RFR(L): 8196989: Revamp G1 JMX MemoryPoolMXBean, GarbageCollectorMXBean, and jstat counter definitions

Fri Aug 3 11:37:13 UTC 2018

Hi Paul,

On Thu, 2018-08-02 at 18:14 +0000, Hohensee, Paul wrote:
> Inline.
> 
> On 8/1/18, 12:03 PM, "Thomas Schatzl" <thomas.schatzl at oracle.com>
> wrote:
> 
>     Hi,
>     
>     On Mon, 2018-07-30 at 19:18 +0000, Hohensee, Paul wrote:
> > At JVMLS, so can't look in depth this instant, but I'm fine 
> > with your approach, except I'd get the new JMX and jstat 
> > structure in place before fixing the data that gets reported. 
> > Imo it'll be easier to fit correct data into the new JMX/jstat 
> > setup than into the old one, and doing it the new way will 
> > give us a good idea of exactly what we should do for the 
> > legacy ones.
>     
>     What I want to first do is polishing the existing code a bit so
> that changes to the jmx/jstat structures does not touch
> G1CollectedHeap code as much as possible, and remove cruft.
> 
> Good.
>     
>     > Some of these refactorings are interesting for other somewhat 
>     > unrelated improvements too :)
> 
> What are those? :)

Most of them bugfixes, the mentioned JDK-8208498 and others that have
been in the problem list for ages due to G1 hacks that only "mostly"
work.

I am thinking of polishing up some eden region allocation path
improvements that have been lying around for a while here too as I am
likely going to touch that code anyway.

> > Before that is finished, we can meanwhile figure out what values we
> > want in the MXBeans too...
>     
> Which brings me back to the question of which pools will there be in
> the "new" mxbeans, what their contents could be, and the relations
> between the returned values (i.e. consistency).
>     
> So my question has been, what do you think about the following
> additions to the scheme proposed in the CSR for the "new" set of
> pools:
>     
>      - remove the "to" survivor space pool
>      - add a "free regions" pool
> 
> There's only one survivor space MemoryPool right now, so that doesn't
> change.
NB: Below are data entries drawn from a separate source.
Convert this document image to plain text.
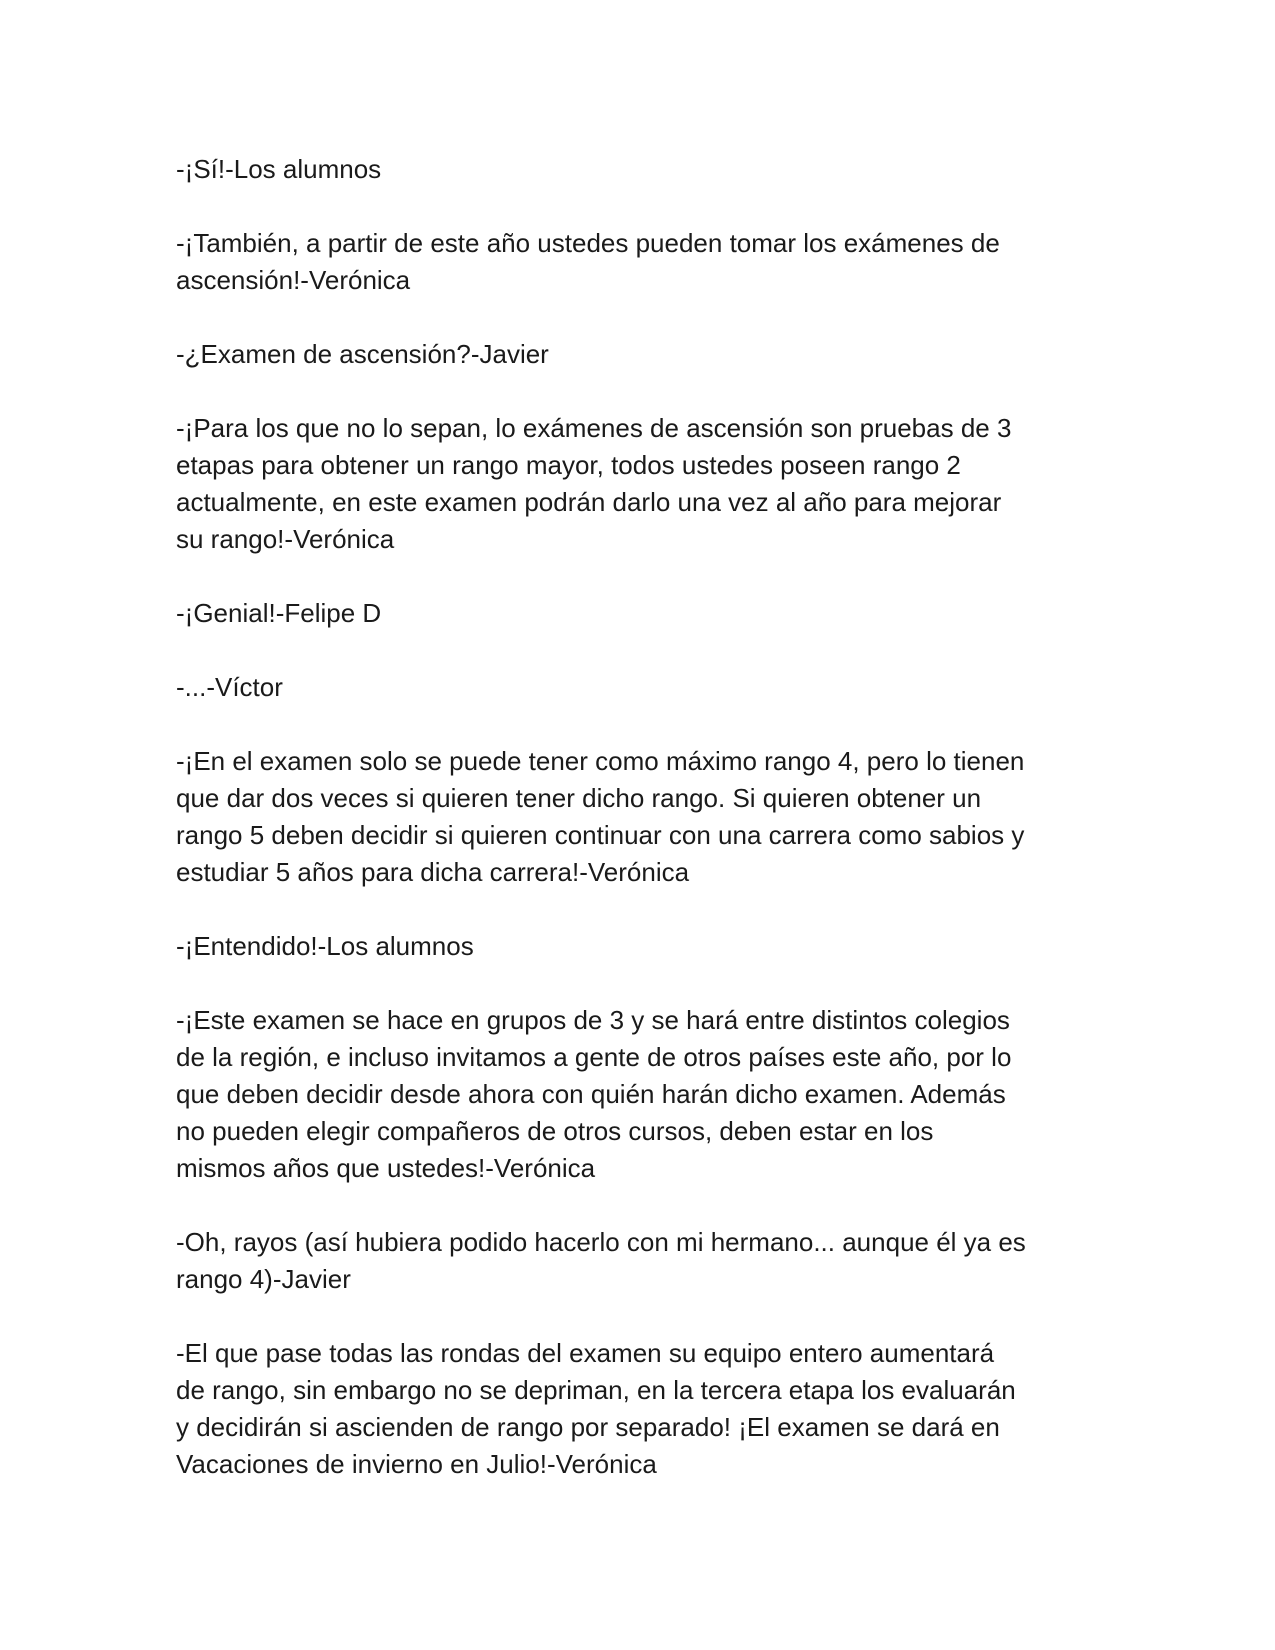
-¡Sí!-Los alumnos

-¡También, a partir de este año ustedes pueden tomar los exámenes de
ascensión!-Verónica

-¿Examen de ascensión?-Javier

-¡Para los que no lo sepan, lo exámenes de ascensión son pruebas de 3
etapas para obtener un rango mayor, todos ustedes poseen rango 2
actualmente, en este examen podrán darlo una vez al año para mejorar
su rango!-Verónica

-¡Genial!-Felipe D

-...-Víctor

-¡En el examen solo se puede tener como máximo rango 4, pero lo tienen
que dar dos veces si quieren tener dicho rango. Si quieren obtener un
rango 5 deben decidir si quieren continuar con una carrera como sabios y
estudiar 5 años para dicha carrera!-Verónica

-¡Entendido!-Los alumnos

-¡Este examen se hace en grupos de 3 y se hará entre distintos colegios
de la región, e incluso invitamos a gente de otros países este año, por lo
que deben decidir desde ahora con quién harán dicho examen. Además
no pueden elegir compañeros de otros cursos, deben estar en los
mismos años que ustedes!-Verónica

-Oh, rayos (así hubiera podido hacerlo con mi hermano... aunque él ya es
rango 4)-Javier

-El que pase todas las rondas del examen su equipo entero aumentará
de rango, sin embargo no se depriman, en la tercera etapa los evaluarán
y decidirán si ascienden de rango por separado! ¡El examen se dará en
Vacaciones de invierno en Julio!-Verónica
Adding a free regions pool seems good to me, but I'm not sure
> how to define its content. Call it "G1 Free Space". 'committed' and
> 'used' would be the same value, just as for humongous and archive,
> and got from the free region set. 'init' would be (total committed
> for all regions - all the other memory pool 'init' values), 'max'
> would be -1 (undefined).

One could set "used" in the "G1 Free Region Pool" to always zero, which
is kind of true :)

I do not see a reason to set "used" and "committed" equal in archive
and humongous regions either. Why would you want to lie to the user
about that?

> > (from the other email):
> A possible problem with having a free space memory pool is that 
> there's no equivalent for other collectors. If you do the usual use 
> pattern of adding up all 'used' fields to get a 'total used' number, 
> if you have a free space memory pool, you'll get a non-comparable-to-
> other-GCs answer, and break existing collector-generic code.

Unless "used" for this pool is always zero, which is true. There are no
objects in it.

More about summing up values below.

> There's a 'to space' jstat counter which is explicitly disabled in G1
> (always reads zero and is never updated). I assume this is for
> compatibility with existing jstat usage, if so I'd leave it alone,
> which I've done in my proposed patch.
>      
> > There should probably be a third change to the pools in the CSR: in
> > G1 it is possible that there are no regions for memory areas that
> > are actually committed iirc. This is because region size can be
> > differentto page size - just consider 1G pages. G1 at 
> > G1CollectedHeap level may ask the HeapRegionManager to uncommit a 
> > certain amount of memory due to shrinking, but the 
> > HeapRegionManager may not find a contiguous set of regions that 
> > fits full 1G pages.
> >
> > What do you think about a "logically uncommited" pool?
> > (I need to check how HeapRegionManager works again, but I think
> > there is the possibility to have such)
> 
> This seems like it'd be a bit confusing for the average user. If the
> HeapRegionManager can't actually uncommit the memory, then from the
> user's pov it really is committed (i.e., not available to other
> processes).

That's true. But it is not available for other memory pools at the
moment either.

> > About returned value consistency:
> >   
> > - it seems that the best we can achieve for MemoryPools that the
> > values within a single MemoryUsage after a call to getUsage() are
> > consistent.
> 
> Yes.
>     
> > - values of further calls to get the MemoryUsage of a different 
> > pool may contradict the first result.
> 
> Yes, if there's been a call to recalculate_sizes() in between. Given
> that there's usually a few seconds between gc events that cause that,
> if the JMX user grabs all the memory pool values at once, they're
> effectively always consistent.
>     
> >  - a corollary of that is that the sum of values of a particular 
> > members (basically all of them) of MemoryUsage may not add up to
> > particular values. E.g. the sum of the "max" fields will not sum 
> > up to -Xmx.
> 
> Yes. That's why the 'max' values are all -1 (undefined), except for
> the old space, which is -Xmx. So they do add up to -Xmx by
> definition.

This is buggy code, plain and simple. "Undefined" does not mean "zero";
and simply adding up these values does not give the correct value
anyway (I understand that then people start just ignoring "undefined"
in their loops).

The documentation of max in MemoryUsage actually has the sentence "The
maximum amount of memory may change over time if defined" in it.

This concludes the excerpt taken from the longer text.